3.11. Method Validation
Four representatives from the group of phenol, phenolic acid, flavonoid, and flavonolignan sulfates, namely 4-methylcatechol sulfate (MeCAT-S), caffeic acid sulfate (CAF-S), ampelopsin sulfate (AMP-S), and silychristin sulfate (SCH-S), were selected for validation on the PFP column (the most universal column for all samples tested, Method M1, see
Table 2).
3.11.1. Linearity
Linearity was evaluated by measuring five concentrations of each analyte in duplicates. The concentrations of the analytes prepared in the volumetric flasks were 50, 25, 12.5, 6.25, and 0.625 mM. The results were examined for a linear relationship by plotting the peak area and the corresponding concentrations of the analyte, followed by linear least squares regression and calculation of the slope and correlation coefficient.

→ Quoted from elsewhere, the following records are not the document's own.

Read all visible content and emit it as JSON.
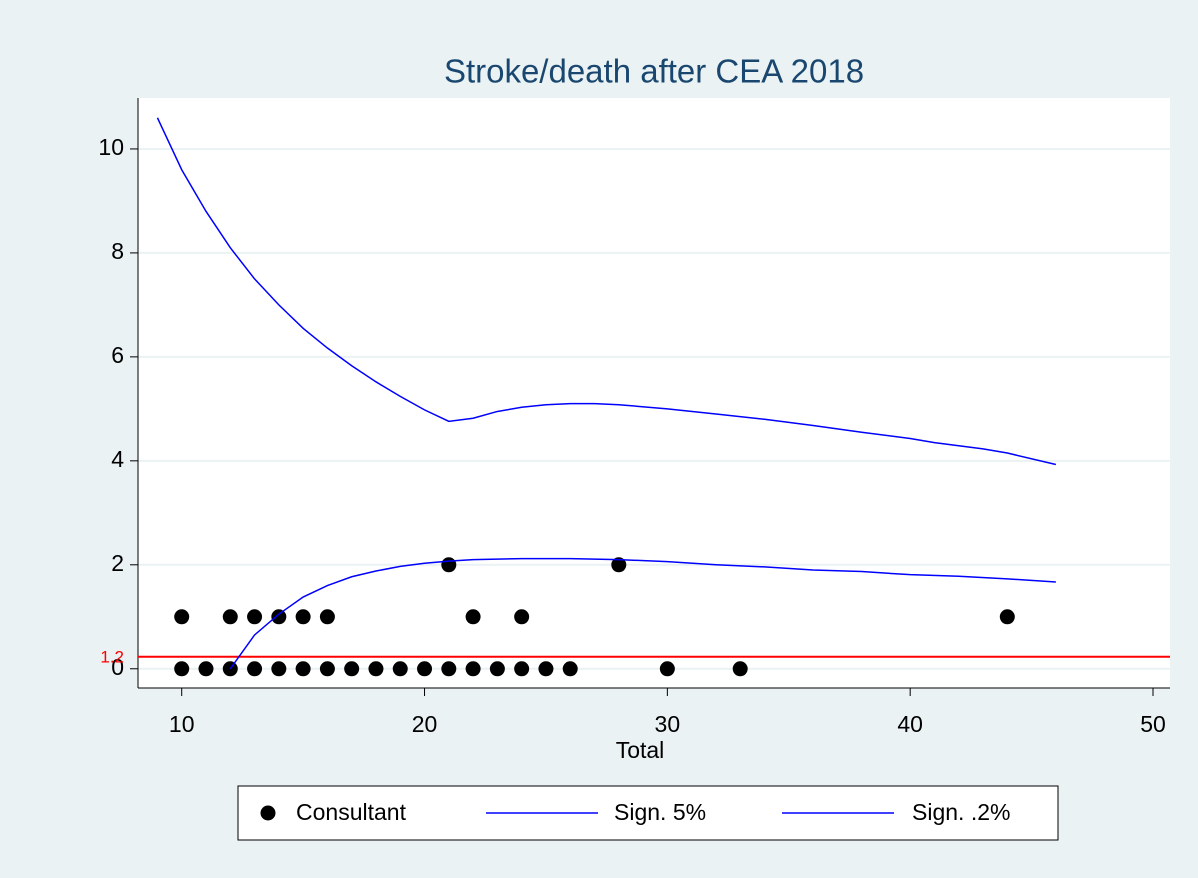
{
  "chart_data": {
    "type": "scatter",
    "title": "Stroke/death after CEA 2018",
    "xlabel": "Total",
    "xlim": [
      8.2,
      50.7
    ],
    "ylim": [
      -0.37,
      10.98
    ],
    "xticks": [
      10,
      20,
      30,
      40,
      50
    ],
    "yticks": [
      0,
      2,
      4,
      6,
      8,
      10
    ],
    "grid": true,
    "legend": "bottom",
    "reference_line": {
      "value": 0.23,
      "label": "1.2",
      "color": "#ff0000"
    },
    "series": [
      {
        "name": "Consultant",
        "type": "scatter",
        "color": "#000000",
        "x": [
          10,
          11,
          12,
          13,
          14,
          15,
          16,
          17,
          18,
          19,
          20,
          21,
          22,
          23,
          24,
          25,
          26,
          30,
          33,
          10,
          12,
          13,
          14,
          15,
          16,
          22,
          24,
          44,
          21,
          28
        ],
        "values": [
          0,
          0,
          0,
          0,
          0,
          0,
          0,
          0,
          0,
          0,
          0,
          0,
          0,
          0,
          0,
          0,
          0,
          0,
          0,
          1,
          1,
          1,
          1,
          1,
          1,
          1,
          1,
          1,
          2,
          2
        ]
      },
      {
        "name": "Sign. 5%",
        "type": "line",
        "color": "#0000ff",
        "x": [
          12,
          13,
          14,
          15,
          16,
          17,
          18,
          19,
          20,
          21,
          22,
          24,
          26,
          28,
          30,
          32,
          34,
          36,
          38,
          40,
          42,
          44,
          46
        ],
        "values": [
          0,
          0.65,
          1.05,
          1.38,
          1.6,
          1.77,
          1.88,
          1.97,
          2.03,
          2.07,
          2.1,
          2.12,
          2.12,
          2.1,
          2.06,
          2.0,
          1.96,
          1.9,
          1.87,
          1.81,
          1.78,
          1.73,
          1.67
        ]
      },
      {
        "name": "Sign. .2%",
        "type": "line",
        "color": "#0000ff",
        "x": [
          9,
          10,
          11,
          12,
          13,
          14,
          15,
          16,
          17,
          18,
          19,
          20,
          21,
          22,
          23,
          24,
          25,
          26,
          27,
          28,
          30,
          32,
          34,
          36,
          38,
          40,
          41,
          43,
          44,
          46
        ],
        "values": [
          10.6,
          9.6,
          8.8,
          8.1,
          7.5,
          7.0,
          6.55,
          6.17,
          5.83,
          5.52,
          5.24,
          4.98,
          4.76,
          4.82,
          4.95,
          5.03,
          5.08,
          5.1,
          5.1,
          5.08,
          5.0,
          4.9,
          4.8,
          4.68,
          4.55,
          4.43,
          4.35,
          4.23,
          4.15,
          3.93
        ]
      }
    ]
  }
}
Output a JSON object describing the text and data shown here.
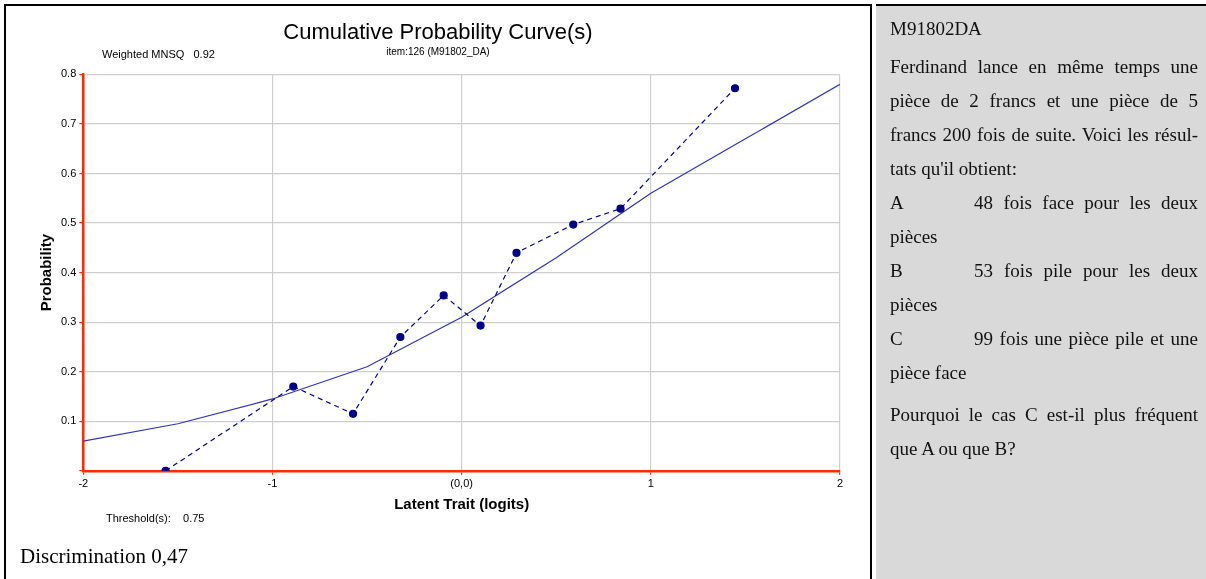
{
  "chart_data": [
    {
      "type": "line",
      "title": "Cumulative Probability Curve(s)",
      "subtitle": "item:126 (M91802_DA)",
      "xlabel": "Latent Trait (logits)",
      "ylabel": "Probability",
      "annotations": [
        "Weighted MNSQ   0.92",
        "Threshold(s):    0.75",
        "Discrimination 0,47"
      ],
      "series": [
        {
          "color": "#00008b",
          "marker": "circle",
          "line_style": "dashed",
          "x": [
            -1.565,
            -0.89,
            -0.574,
            -0.324,
            -0.095,
            0.1,
            0.29,
            0.59,
            0.84,
            1.445
          ],
          "values": [
            0.0,
            0.17,
            0.115,
            0.27,
            0.354,
            0.293,
            0.44,
            0.497,
            0.529,
            0.772
          ]
        },
        {
          "color": "#3333bb",
          "marker": "none",
          "line_style": "solid",
          "x": [
            -2,
            -1.5,
            -1,
            -0.5,
            0,
            0.5,
            1,
            1.5,
            2
          ],
          "values": [
            0.06,
            0.095,
            0.145,
            0.21,
            0.31,
            0.43,
            0.56,
            0.67,
            0.78
          ]
        }
      ],
      "xlim": [
        -2,
        2
      ],
      "xticks": [
        -2,
        -1,
        {
          "value": 0,
          "label": "(0,0)"
        },
        1,
        2
      ],
      "ylim": [
        0,
        0.8
      ],
      "yticks": [
        {
          "value": 0,
          "label": null
        },
        0.1,
        0.2,
        0.3,
        0.4,
        0.5,
        0.6,
        0.7,
        0.8
      ],
      "grid": true,
      "legend": false
    },
    {
      "type": "other",
      "title": "M91802DA",
      "annotations": [
        "Ferdinand lance en même temps une pièce de 2 francs et une pièce de 5 francs 200 fois de suite. Voici les résul-tats qu'il obtient:",
        "A\t48 fois face pour les deux pièces",
        "B\t53 fois pile pour les deux pièces",
        "C\t99 fois une pièce pile et une pièce face",
        "Pourquoi le cas C est-il plus fréquent que A ou que B?"
      ]
    }
  ]
}
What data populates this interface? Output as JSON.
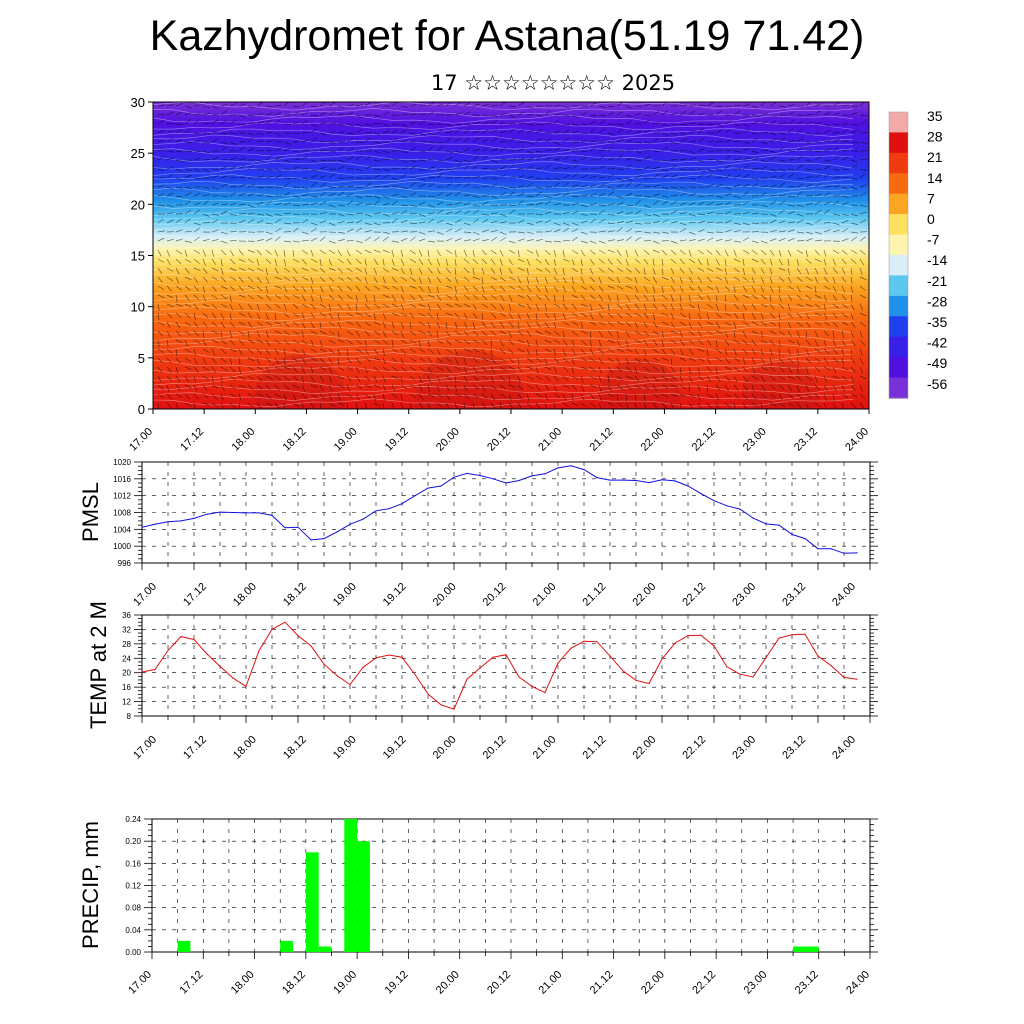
{
  "header": {
    "title": "Kazhydromet for Astana(51.19 71.42)",
    "subtitle": "17 ☆☆☆☆☆☆☆☆ 2025"
  },
  "time_axis": {
    "tick_labels": [
      "17.00",
      "17.12",
      "18.00",
      "18.12",
      "19.00",
      "19.12",
      "20.00",
      "20.12",
      "21.00",
      "21.12",
      "22.00",
      "22.12",
      "23.00",
      "23.12",
      "24.00"
    ]
  },
  "chart_data": [
    {
      "id": "cross_section",
      "type": "heatmap",
      "title": "",
      "xlabel": "",
      "ylabel": "",
      "ylim": [
        0,
        30
      ],
      "y_ticks": [
        0,
        5,
        10,
        15,
        20,
        25,
        30
      ],
      "x_categories": [
        "17.00",
        "17.12",
        "18.00",
        "18.12",
        "19.00",
        "19.12",
        "20.00",
        "20.12",
        "21.00",
        "21.12",
        "22.00",
        "22.12",
        "23.00",
        "23.12",
        "24.00"
      ],
      "colorbar": {
        "labels": [
          "35",
          "28",
          "21",
          "14",
          "7",
          "0",
          "-7",
          "-14",
          "-21",
          "-28",
          "-35",
          "-42",
          "-49",
          "-56"
        ],
        "colors": [
          "#f4a9a9",
          "#e01010",
          "#f03a10",
          "#f86a10",
          "#fca520",
          "#fde060",
          "#fdf4b0",
          "#d9eef8",
          "#5cc8f0",
          "#2090e8",
          "#2040f0",
          "#3820e8",
          "#5010e0",
          "#7a30d8"
        ]
      },
      "overlay": "wind barbs and contour lines"
    },
    {
      "id": "pmsl",
      "type": "line",
      "ylabel": "PMSL",
      "ylim": [
        996,
        1020
      ],
      "y_ticks": [
        996,
        1000,
        1004,
        1008,
        1012,
        1016,
        1020
      ],
      "x_range": [
        0,
        168
      ],
      "line_color": "#1010e0",
      "series": [
        {
          "x": [
            0,
            3,
            6,
            9,
            12,
            15,
            18,
            21,
            24,
            27,
            30,
            33,
            36,
            39,
            42,
            45,
            48,
            51,
            54,
            57,
            60,
            63,
            66,
            69,
            72,
            75,
            78,
            81,
            84,
            87,
            90,
            93,
            96,
            99,
            102,
            105,
            108,
            111,
            114,
            117,
            120,
            123,
            126,
            129,
            132,
            135,
            138,
            141,
            144,
            147,
            150,
            153,
            156,
            159,
            162,
            165
          ],
          "values": [
            1004.5,
            1005.2,
            1005.8,
            1006.0,
            1006.6,
            1007.6,
            1008.1,
            1008.0,
            1007.9,
            1007.9,
            1007.3,
            1004.4,
            1004.5,
            1001.5,
            1001.8,
            1003.4,
            1005.2,
            1006.4,
            1008.4,
            1008.9,
            1010.1,
            1012.0,
            1013.8,
            1014.3,
            1016.4,
            1017.3,
            1016.8,
            1016.0,
            1015.0,
            1015.6,
            1016.7,
            1017.2,
            1018.6,
            1019.1,
            1018.2,
            1016.3,
            1015.7,
            1015.7,
            1015.6,
            1015.1,
            1015.8,
            1015.5,
            1014.3,
            1012.5,
            1010.8,
            1009.6,
            1008.8,
            1006.7,
            1005.3,
            1005.0,
            1002.8,
            1001.8,
            999.4,
            999.4,
            998.3,
            998.4
          ]
        }
      ]
    },
    {
      "id": "t2m",
      "type": "line",
      "ylabel": "TEMP at 2 M",
      "ylim": [
        8,
        36
      ],
      "y_ticks": [
        8,
        12,
        16,
        20,
        24,
        28,
        32,
        36
      ],
      "x_range": [
        0,
        168
      ],
      "line_color": "#e01010",
      "series": [
        {
          "x": [
            0,
            3,
            6,
            9,
            12,
            15,
            18,
            21,
            24,
            27,
            30,
            33,
            36,
            39,
            42,
            45,
            48,
            51,
            54,
            57,
            60,
            63,
            66,
            69,
            72,
            75,
            78,
            81,
            84,
            87,
            90,
            93,
            96,
            99,
            102,
            105,
            108,
            111,
            114,
            117,
            120,
            123,
            126,
            129,
            132,
            135,
            138,
            141,
            144,
            147,
            150,
            153,
            156,
            159,
            162,
            165
          ],
          "values": [
            20.2,
            20.9,
            26.2,
            30.0,
            29.2,
            25.2,
            21.8,
            18.5,
            16.2,
            26.1,
            32.0,
            34.0,
            30.3,
            27.4,
            22.4,
            19.2,
            16.7,
            21.5,
            24.1,
            24.9,
            24.3,
            19.5,
            14.1,
            11.1,
            9.9,
            18.2,
            21.3,
            24.3,
            25.0,
            18.8,
            16.2,
            14.5,
            22.7,
            26.8,
            28.7,
            28.6,
            24.6,
            20.5,
            17.9,
            17.0,
            23.8,
            28.2,
            30.3,
            30.4,
            27.4,
            21.6,
            19.6,
            18.8,
            24.2,
            29.6,
            30.5,
            30.7,
            24.6,
            22.0,
            18.7,
            18.2
          ]
        }
      ]
    },
    {
      "id": "precip",
      "type": "bar",
      "ylabel": "PRECIP, mm",
      "ylim": [
        0,
        0.24
      ],
      "y_ticks": [
        "0.00",
        "0.04",
        "0.08",
        "0.12",
        "0.16",
        "0.20",
        "0.24"
      ],
      "x_range": [
        0,
        168
      ],
      "bar_color": "#00ff00",
      "series": [
        {
          "x_start": [
            6,
            30,
            36,
            39,
            45,
            48,
            150,
            153
          ],
          "values": [
            0.02,
            0.02,
            0.18,
            0.01,
            0.24,
            0.2,
            0.01,
            0.01
          ]
        }
      ]
    }
  ]
}
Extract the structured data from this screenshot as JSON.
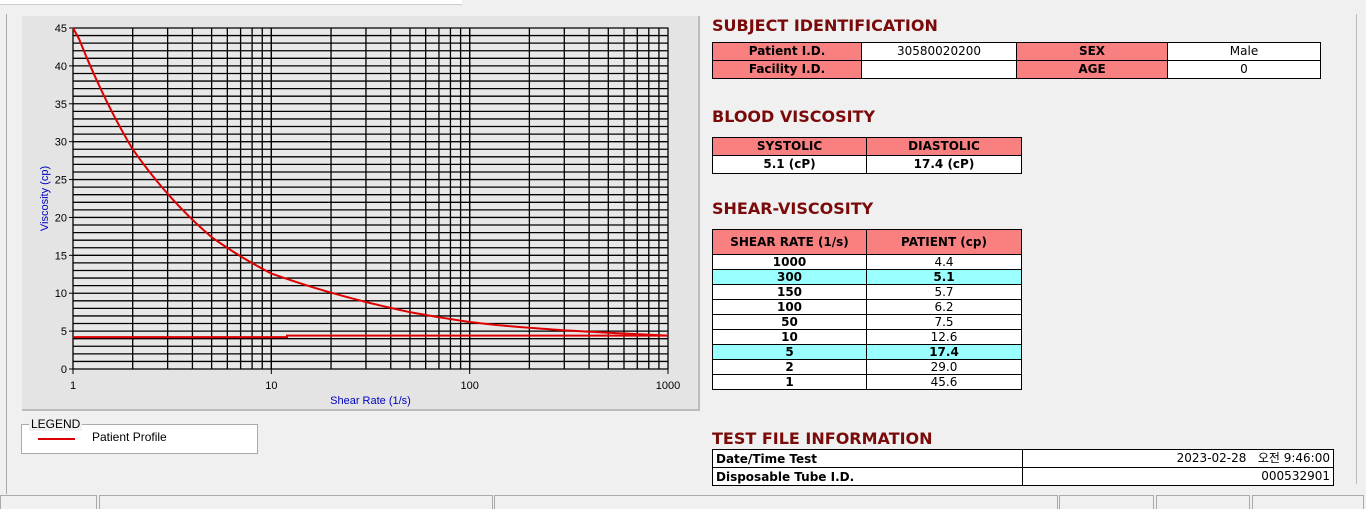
{
  "chart_data": {
    "type": "line",
    "xlabel": "Shear Rate (1/s)",
    "ylabel": "Viscosity (cp)",
    "x_scale": "log",
    "xlim": [
      1,
      1000
    ],
    "ylim": [
      0,
      45
    ],
    "x_ticks": [
      "1",
      "10",
      "100",
      "1000"
    ],
    "y_ticks": [
      "0",
      "5",
      "10",
      "15",
      "20",
      "25",
      "30",
      "35",
      "40",
      "45"
    ],
    "grid": true,
    "series": [
      {
        "name": "Patient Profile",
        "color": "#dd0000",
        "x": [
          1,
          2,
          5,
          10,
          50,
          100,
          150,
          300,
          1000
        ],
        "y": [
          45.6,
          29.0,
          17.4,
          12.6,
          7.5,
          6.2,
          5.7,
          5.1,
          4.4
        ]
      },
      {
        "color": "#dd0000",
        "x": [
          1,
          12,
          12,
          1000
        ],
        "y": [
          4.2,
          4.2,
          4.4,
          4.4
        ]
      }
    ],
    "legend": {
      "title": "LEGEND",
      "position": "bottom-left",
      "entries": [
        "Patient Profile"
      ]
    }
  },
  "subject": {
    "title": "SUBJECT IDENTIFICATION",
    "patient_id_label": "Patient I.D.",
    "patient_id": "30580020200",
    "sex_label": "SEX",
    "sex": "Male",
    "facility_label": "Facility I.D.",
    "facility": "",
    "age_label": "AGE",
    "age": "0"
  },
  "blood": {
    "title": "BLOOD VISCOSITY",
    "systolic_label": "SYSTOLIC",
    "diastolic_label": "DIASTOLIC",
    "systolic": "5.1 (cP)",
    "diastolic": "17.4 (cP)"
  },
  "shear": {
    "title": "SHEAR-VISCOSITY",
    "col1": "SHEAR RATE (1/s)",
    "col2": "PATIENT (cp)",
    "rows": [
      [
        "1000",
        "4.4",
        false
      ],
      [
        "300",
        "5.1",
        true
      ],
      [
        "150",
        "5.7",
        false
      ],
      [
        "100",
        "6.2",
        false
      ],
      [
        "50",
        "7.5",
        false
      ],
      [
        "10",
        "12.6",
        false
      ],
      [
        "5",
        "17.4",
        true
      ],
      [
        "2",
        "29.0",
        false
      ],
      [
        "1",
        "45.6",
        false
      ]
    ]
  },
  "testfile": {
    "title": "TEST FILE INFORMATION",
    "datetime_label": "Date/Time Test",
    "datetime": "2023-02-28   오전 9:46:00",
    "tube_label": "Disposable Tube I.D.",
    "tube": "000532901"
  },
  "colors": {
    "header": "#f88080",
    "highlight": "#99ffff",
    "title": "#7a0a0a",
    "curve": "#dd0000"
  }
}
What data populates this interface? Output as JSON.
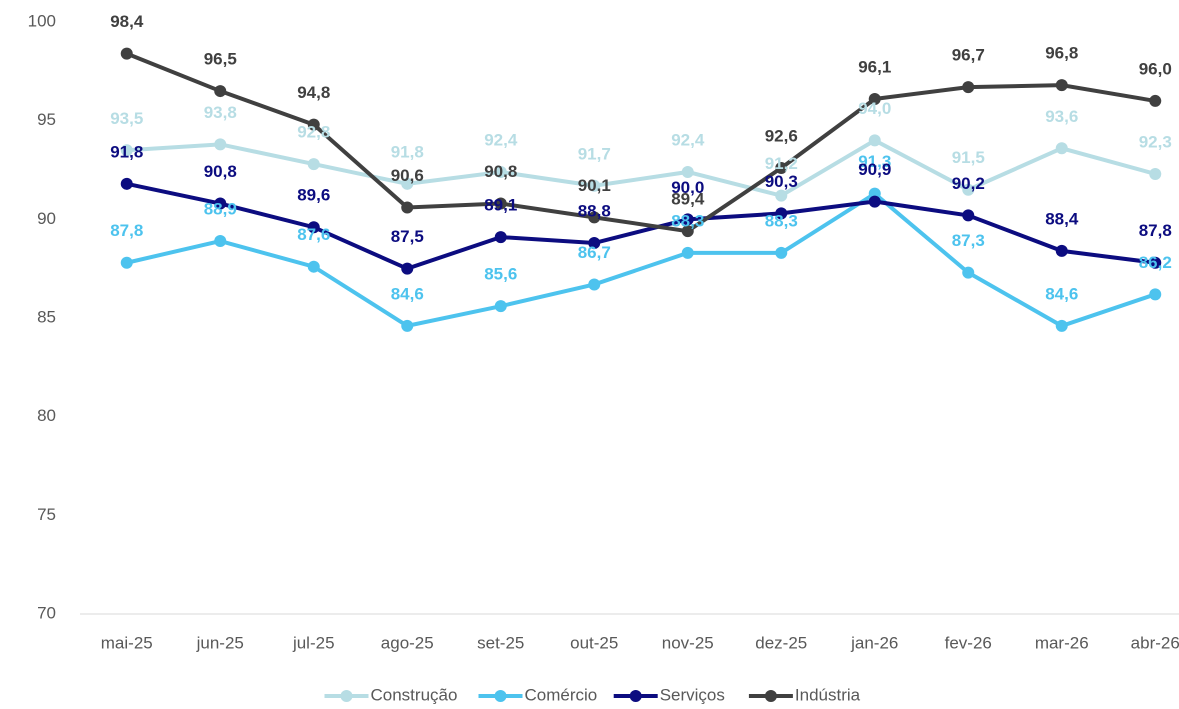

3.11.2. Limit of Detection (LOD) and Limit of Quantification (LOQ)
The values of LOQ and LOD were determined according to the following equations: LOD = 3 × noise/slope of the corresponding calibration curve, LOQ = 10 × noise/slope of the corresponding calibration curve.
3.11.3. Precision and Repeatability
Intra-day precision (repeatability) and inter-day precision (intermediate precision) were calculated by analyzing four selected samples at the concentration of 12.5 mM. Results were expressed as the relative standard derivation (RSD). Repeatability measurement was performed on the same day in six replicates; the intermediate precision was measured on six different days.